Logo of Director under ownership of Adobe

The first Director release under the Adobe brand (v. 11), released after a gap of four years, featured DirectX 9 and Unicode support and extended 3D capabilities based on the NVIDIA PhysX engine, as well as bitmap filters, enhanced video, audio and image file formats support, and Adobe Flash CS3 integration. Shockwave Player 11 was also released.

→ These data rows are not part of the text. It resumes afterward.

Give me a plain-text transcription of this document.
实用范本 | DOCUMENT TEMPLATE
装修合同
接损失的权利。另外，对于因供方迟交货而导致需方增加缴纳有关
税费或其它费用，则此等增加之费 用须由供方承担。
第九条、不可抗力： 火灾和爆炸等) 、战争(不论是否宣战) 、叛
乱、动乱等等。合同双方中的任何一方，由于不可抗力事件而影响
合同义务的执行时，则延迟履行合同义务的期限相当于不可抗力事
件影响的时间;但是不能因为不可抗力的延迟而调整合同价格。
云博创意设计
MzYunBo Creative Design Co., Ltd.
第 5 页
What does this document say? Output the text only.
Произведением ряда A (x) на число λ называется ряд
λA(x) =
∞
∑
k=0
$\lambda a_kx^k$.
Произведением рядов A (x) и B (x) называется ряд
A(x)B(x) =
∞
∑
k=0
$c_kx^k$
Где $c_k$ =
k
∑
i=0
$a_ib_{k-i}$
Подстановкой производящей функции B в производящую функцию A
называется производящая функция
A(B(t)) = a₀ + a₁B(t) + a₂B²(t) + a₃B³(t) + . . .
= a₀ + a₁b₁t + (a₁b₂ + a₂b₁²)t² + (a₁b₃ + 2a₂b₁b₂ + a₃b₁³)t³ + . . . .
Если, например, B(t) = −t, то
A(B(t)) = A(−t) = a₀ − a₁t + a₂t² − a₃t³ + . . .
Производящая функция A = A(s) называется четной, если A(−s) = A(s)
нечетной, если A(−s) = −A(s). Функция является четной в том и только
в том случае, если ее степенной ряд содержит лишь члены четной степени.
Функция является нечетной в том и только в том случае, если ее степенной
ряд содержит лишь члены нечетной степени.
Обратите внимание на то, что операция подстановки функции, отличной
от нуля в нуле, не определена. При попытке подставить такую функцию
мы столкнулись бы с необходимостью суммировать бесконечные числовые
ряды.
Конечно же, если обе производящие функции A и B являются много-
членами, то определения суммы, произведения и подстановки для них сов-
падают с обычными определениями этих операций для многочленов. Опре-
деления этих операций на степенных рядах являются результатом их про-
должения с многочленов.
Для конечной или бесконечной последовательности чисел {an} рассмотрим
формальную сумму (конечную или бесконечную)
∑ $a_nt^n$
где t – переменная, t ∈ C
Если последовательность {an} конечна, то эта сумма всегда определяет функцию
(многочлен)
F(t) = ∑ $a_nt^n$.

Version 11.5 added 5.1 channel surround sound audio capabilities, real-time mixing, audio effects and DSP filters. Also, there is added support for H.264-video integration for full-screen and high-definition playback. Other supported formats include: 3D importer for Google SketchUp, streaming support using RTMP and ByteArray datatypes.

== Notable uses ==

- Adobe Director was used by Bas Ording, an Apple human interface designer, to prototype the iPad software keyboard.
- Adobe Director was used by Eugéne Visser, a multi-media designer, from 1996 to 2017 with a display of games and presentations in the corporate world, either as promotional gaming or as intent applications to utilize.
- The video game Rain World (as well as its predecessor Freethinker) began development in Adobe Director before switching to Unity due to technical limitations by Director. Its level editor remained in Adobe Director.